Gretchen didn’t push him on it, thankfully. “And Monroe?”
“Hard to read. He kept to himself a lot.”
The most he’d ever heard Monroe say at once, probably, was Monroe tearing into the legend that basilisk shifters could kill people by looking at them. That’s just a kid’s story, Monroe had said irritably. Our powers work like a scalpel, not like a sledgehammer. But he’d never elaborated more than that, which meant that the most Cooper had heard him say at once still
wasn’t very much.
His old team had been a strange bunch, that much was true, and it was nice to think that he hadn’t been the problem. There was something kind of liberating in knowing that Gretchen thought that he’d deserved more friendship there than he’d gotten.
He had always felt inherently broken, like he hadn’t found a family or a circle of close friends because there’d been something wrong with him all along. But... maybe he’d just had bad luck.
If that was true, he could hope for something better someday.

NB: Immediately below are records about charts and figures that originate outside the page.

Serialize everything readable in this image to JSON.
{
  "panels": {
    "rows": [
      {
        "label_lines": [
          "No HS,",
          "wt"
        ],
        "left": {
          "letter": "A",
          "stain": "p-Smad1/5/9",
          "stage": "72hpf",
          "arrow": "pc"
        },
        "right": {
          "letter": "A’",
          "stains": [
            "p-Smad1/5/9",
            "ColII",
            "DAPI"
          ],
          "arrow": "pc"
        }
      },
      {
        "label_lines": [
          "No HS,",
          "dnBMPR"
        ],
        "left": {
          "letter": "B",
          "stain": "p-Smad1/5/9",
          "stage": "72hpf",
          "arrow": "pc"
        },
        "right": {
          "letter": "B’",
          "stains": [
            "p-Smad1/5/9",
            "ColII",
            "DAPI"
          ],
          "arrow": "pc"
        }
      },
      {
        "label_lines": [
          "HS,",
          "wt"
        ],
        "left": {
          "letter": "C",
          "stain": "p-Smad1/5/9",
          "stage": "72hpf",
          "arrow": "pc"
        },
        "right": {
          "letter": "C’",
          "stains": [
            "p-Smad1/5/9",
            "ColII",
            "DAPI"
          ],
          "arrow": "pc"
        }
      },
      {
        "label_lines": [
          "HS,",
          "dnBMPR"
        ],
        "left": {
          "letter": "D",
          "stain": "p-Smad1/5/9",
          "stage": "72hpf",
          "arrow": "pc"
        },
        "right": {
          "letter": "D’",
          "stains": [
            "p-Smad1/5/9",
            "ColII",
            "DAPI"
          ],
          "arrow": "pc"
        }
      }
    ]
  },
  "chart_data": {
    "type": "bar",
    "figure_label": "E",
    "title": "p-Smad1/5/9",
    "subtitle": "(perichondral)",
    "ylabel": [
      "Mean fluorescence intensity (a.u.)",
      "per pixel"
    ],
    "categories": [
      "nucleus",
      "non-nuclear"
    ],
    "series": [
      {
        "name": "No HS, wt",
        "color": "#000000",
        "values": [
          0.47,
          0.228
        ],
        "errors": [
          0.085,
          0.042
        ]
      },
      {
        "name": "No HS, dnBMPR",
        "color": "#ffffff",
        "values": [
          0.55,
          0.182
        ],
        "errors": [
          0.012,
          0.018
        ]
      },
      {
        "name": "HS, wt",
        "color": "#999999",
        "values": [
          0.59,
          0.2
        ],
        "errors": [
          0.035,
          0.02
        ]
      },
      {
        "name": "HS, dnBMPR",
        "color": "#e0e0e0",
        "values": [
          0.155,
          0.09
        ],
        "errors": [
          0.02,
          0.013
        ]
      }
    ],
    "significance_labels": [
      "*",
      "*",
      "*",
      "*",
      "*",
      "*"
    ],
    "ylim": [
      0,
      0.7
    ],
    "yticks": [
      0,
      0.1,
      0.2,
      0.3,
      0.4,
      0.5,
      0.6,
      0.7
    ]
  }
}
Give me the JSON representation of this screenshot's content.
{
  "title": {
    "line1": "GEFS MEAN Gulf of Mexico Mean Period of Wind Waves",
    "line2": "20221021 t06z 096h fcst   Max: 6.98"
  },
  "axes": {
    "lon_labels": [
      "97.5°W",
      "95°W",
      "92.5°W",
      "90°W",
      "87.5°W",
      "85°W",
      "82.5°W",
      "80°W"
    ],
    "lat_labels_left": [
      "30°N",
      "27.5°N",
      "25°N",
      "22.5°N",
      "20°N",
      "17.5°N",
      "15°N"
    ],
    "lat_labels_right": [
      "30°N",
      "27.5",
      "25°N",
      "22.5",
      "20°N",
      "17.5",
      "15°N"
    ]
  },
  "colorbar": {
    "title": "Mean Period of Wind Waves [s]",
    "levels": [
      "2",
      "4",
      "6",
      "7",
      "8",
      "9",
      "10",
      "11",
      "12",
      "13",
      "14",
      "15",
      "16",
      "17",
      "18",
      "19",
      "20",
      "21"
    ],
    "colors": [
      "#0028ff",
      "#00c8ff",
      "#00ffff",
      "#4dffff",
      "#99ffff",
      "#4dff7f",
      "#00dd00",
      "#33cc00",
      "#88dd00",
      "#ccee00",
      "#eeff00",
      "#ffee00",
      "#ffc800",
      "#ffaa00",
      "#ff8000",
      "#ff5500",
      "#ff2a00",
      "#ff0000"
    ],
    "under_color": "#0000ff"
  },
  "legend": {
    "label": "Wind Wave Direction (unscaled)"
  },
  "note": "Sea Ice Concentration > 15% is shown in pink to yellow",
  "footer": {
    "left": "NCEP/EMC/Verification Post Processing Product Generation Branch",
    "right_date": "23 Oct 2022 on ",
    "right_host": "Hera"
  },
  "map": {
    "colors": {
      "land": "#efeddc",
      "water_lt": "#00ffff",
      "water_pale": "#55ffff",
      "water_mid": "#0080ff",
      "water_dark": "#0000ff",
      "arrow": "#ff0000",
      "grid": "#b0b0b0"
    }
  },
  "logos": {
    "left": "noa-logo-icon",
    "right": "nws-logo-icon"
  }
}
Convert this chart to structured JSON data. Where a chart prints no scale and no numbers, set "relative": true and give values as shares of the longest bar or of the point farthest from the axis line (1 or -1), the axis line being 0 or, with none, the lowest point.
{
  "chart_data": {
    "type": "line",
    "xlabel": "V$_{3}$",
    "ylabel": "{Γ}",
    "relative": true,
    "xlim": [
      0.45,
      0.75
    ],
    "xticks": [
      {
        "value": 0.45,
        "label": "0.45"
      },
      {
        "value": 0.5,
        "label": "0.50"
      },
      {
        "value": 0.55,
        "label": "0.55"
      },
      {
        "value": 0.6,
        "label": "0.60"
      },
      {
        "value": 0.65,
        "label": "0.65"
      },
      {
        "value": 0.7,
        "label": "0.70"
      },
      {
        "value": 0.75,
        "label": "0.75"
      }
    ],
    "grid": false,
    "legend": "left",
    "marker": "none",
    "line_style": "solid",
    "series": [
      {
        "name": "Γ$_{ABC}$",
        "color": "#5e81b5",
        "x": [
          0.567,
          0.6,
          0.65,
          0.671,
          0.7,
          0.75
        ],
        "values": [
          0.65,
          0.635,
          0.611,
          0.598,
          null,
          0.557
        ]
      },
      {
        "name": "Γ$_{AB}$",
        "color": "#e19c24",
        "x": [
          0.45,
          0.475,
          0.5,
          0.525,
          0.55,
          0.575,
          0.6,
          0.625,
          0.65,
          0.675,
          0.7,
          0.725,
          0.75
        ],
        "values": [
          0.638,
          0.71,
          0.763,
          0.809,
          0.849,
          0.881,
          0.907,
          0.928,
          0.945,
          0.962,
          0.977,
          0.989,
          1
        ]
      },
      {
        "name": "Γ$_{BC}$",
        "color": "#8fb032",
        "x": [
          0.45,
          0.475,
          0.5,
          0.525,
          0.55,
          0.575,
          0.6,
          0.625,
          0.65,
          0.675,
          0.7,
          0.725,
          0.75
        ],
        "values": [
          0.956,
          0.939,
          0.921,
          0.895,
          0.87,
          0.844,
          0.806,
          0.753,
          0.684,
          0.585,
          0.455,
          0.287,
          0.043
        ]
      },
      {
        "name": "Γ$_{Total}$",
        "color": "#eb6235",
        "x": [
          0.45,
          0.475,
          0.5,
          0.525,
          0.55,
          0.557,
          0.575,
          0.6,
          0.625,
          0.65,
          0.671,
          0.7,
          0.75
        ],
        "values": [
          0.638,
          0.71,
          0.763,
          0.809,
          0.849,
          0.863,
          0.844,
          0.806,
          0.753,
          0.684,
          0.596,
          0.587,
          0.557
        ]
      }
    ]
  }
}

Gretchen was thinking about something else, though. Her voice was cautious as she said, “And Roger and Monroe... would they have had access to the leaked files?”
Cooper started. In all the time he’d had to think, he’d never thought of that. They were all Marshals, and they were all shifters, and those common bonds had to mean some kind of loyalty, right?
Luckily, he didn’t have to think about it for more than a second.
“No. Not even Roger had access to our files—not that I know of, anyway. And Roger and Monroe couldn’t have hacked their way through wet paper bags. They’re both old-fashioned—without me or Phil or around, I don’t even know how they’re managing to check their email.”
“Then it has to be the mob.”
She sounded as relieved as he felt. No Marshal wanted to investigate other Marshals.
Though his old team had investigated him awfully quickly.
“They hacked the files, stole the info, and killed their witnesses. Once the heat was on, Phil must have noticed something, so they killed him and framed me for everything. That way...” Cooper grimaced. “It’s like we’re sitting on a ticking time bomb. If all this is true, then they probably still have a way to see all the witness information. They can pluck witnesses out of our system like getting an apple off a tree, anytime they want, because nobody would have overhauled the system when they thought that it was just one corrupt Marshal. All of this could happen again.”
And when it did, someone like Gretchen could be the scapegoat. He couldn’t let that happen.